È bene conoscere i disturbi a cui si va incontro in modo da proporre un metodo di apprendimento alternativo e mirato che tenga conto delle necessità di un bambino, che anche se affetto da trisomia 21, è sempre un bambino. Nella prima età è bene pensare ad uno sviluppo della forza muscolare più che preoccuparsi del linguaggio.

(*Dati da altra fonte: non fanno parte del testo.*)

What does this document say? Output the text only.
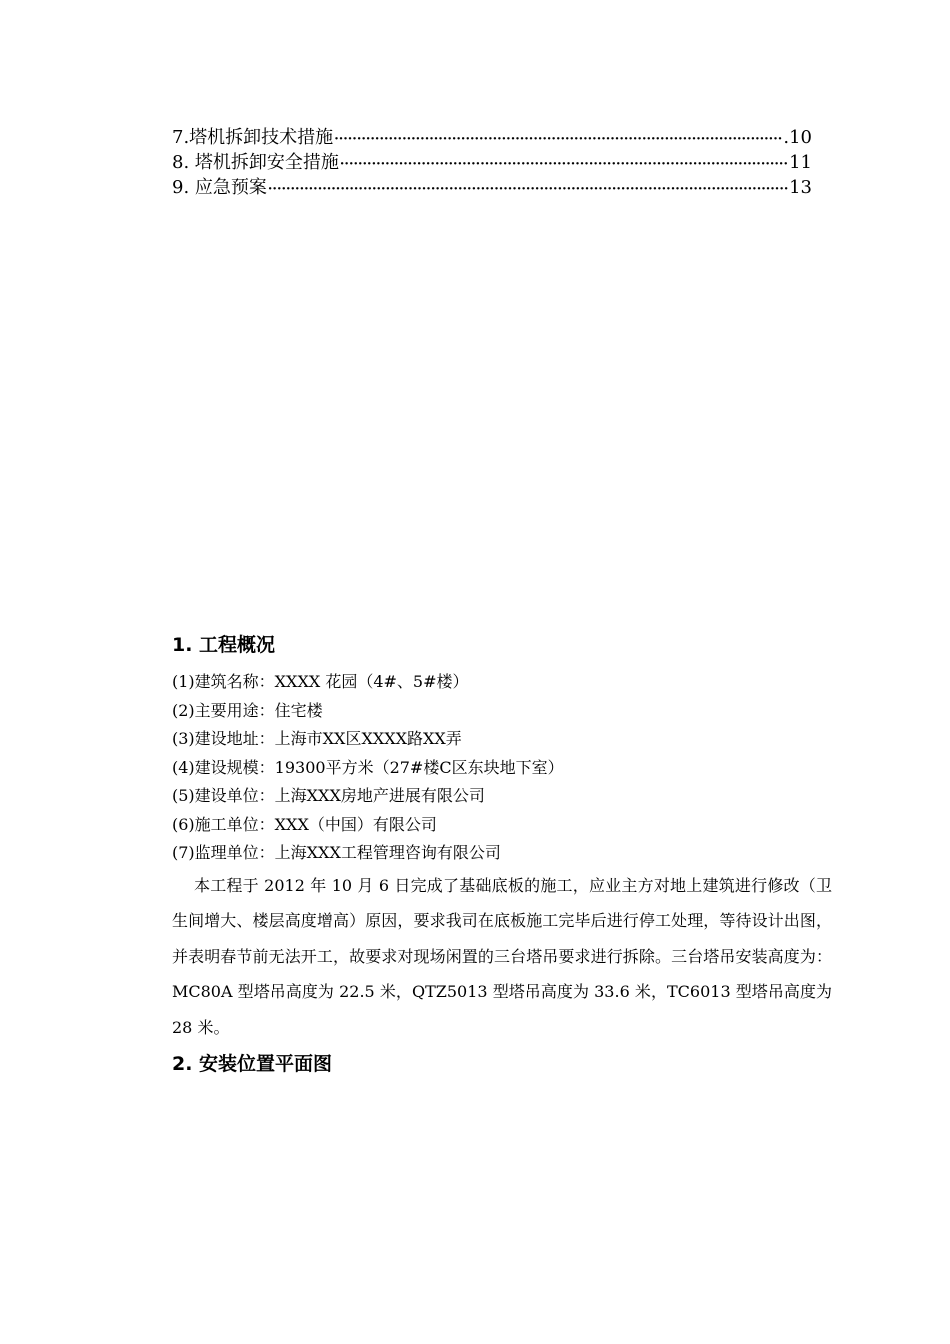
7.塔机拆卸技术措施 ·····	.10
8. 塔机拆卸安全措施 ·····	11
9. 应急预案 ·····	13
1. 工程概况
(1)建筑名称：XXXX 花园（4#、5#楼）
(2)主要用途：住宅楼
(3)建设地址：上海市XX区XXXX路XX弄
(4)建设规模：19300平方米（27#楼C区东块地下室）
(5)建设单位：上海XXX房地产进展有限公司
(6)施工单位：XXX（中国）有限公司
(7)监理单位：上海XXX工程管理咨询有限公司

本工程于 2012 年 10 月 6 日完成了基础底板的施工，应业主方对地上建筑进行修改（卫生间增大、楼层高度增高）原因，要求我司在底板施工完毕后进行停工处理，等待设计出图，并表明春节前无法开工，故要求对现场闲置的三台塔吊要求进行拆除。三台塔吊安装高度为：MC80A 型塔吊高度为 22.5 米，QTZ5013 型塔吊高度为 33.6 米，TC6013 型塔吊高度为 28 米。

2. 安装位置平面图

Racconti di favole e il semplice parlare in modo chiaro e semplice mette in relazione il bambino con il mondo.  Anche il momento dei pasti diventa una questione muscolare, unita a una relazione di causa effetto nel rapporto cucchiaio-cibo. Per i più grandi motivazione, verità e coinvolgimento attivo sono alla base della crescita emotiva e psico-fisica. Sempre più associazioni si prendono in carico le necessità di ragazzi e giovani affetti dalla sindrome di Down proponendo 5 aree di interesse e crescita, oltre quelle che riguardano le attività di autonomia della persona:

  • Comunicazione: è importante saper comunicare i proprio bisogni e i propri dati per essere capiti da un mondo esterno ostile e chiuso.
  • Orientamento: altrettanto importante è saper riconoscere i cartelli, le strade che si frequentano maggiormente e i luoghi sicuri.
  • Comportamento stradale: imparare a relazionarsi con la strada e a mettersi in sicurezza su marciapiedi e utilizzando strisce pedonali e semafori per spostarsi.
  • Uso del denaro: da adulti sarà sempre più importante imparare il concetto di valore e di moneta per ottenere un servizio.
  • Uso dei servizi: corrispondenza prodotto-negozio e anche la frequenza di luoghi di interesse comune e di svago come bar, cinema e sale giochi.

Gli insegnamenti più preziosi

Il libro si snoda tra una trama di accettazione e conoscenza di una condizione di cui si parla e si sa ancora troppo poco. Spesso non si prende in considerazione l’importanza della famiglia e di persone che sappiano dare tanto amore. Coinvolgere bambini e adulti nelle attività quotidiane e sociali, oltre a permettere un maggiore controllo riesce ad aumentarne la sicurezza in se stessi. Un aspetto fondamentale riguarda la fiducia che i genitori e i parenti devono riporre, per permettere alle persone affette dalla sindrome di Down di non corrispondere alla loro malattia. Ogni giorno una nuova sfida da affrontare. La vita con una persona con un cromosoma in più riesce ad assumere sfumature del tutto nuove, non legate necessariamente agli stereotipi. Ben presto, come avviene nel libro, tutti riusciranno ad accorgersi del dono prezioso che persone speciali ci portano con il loro sorriso: il valore delle piccole cose.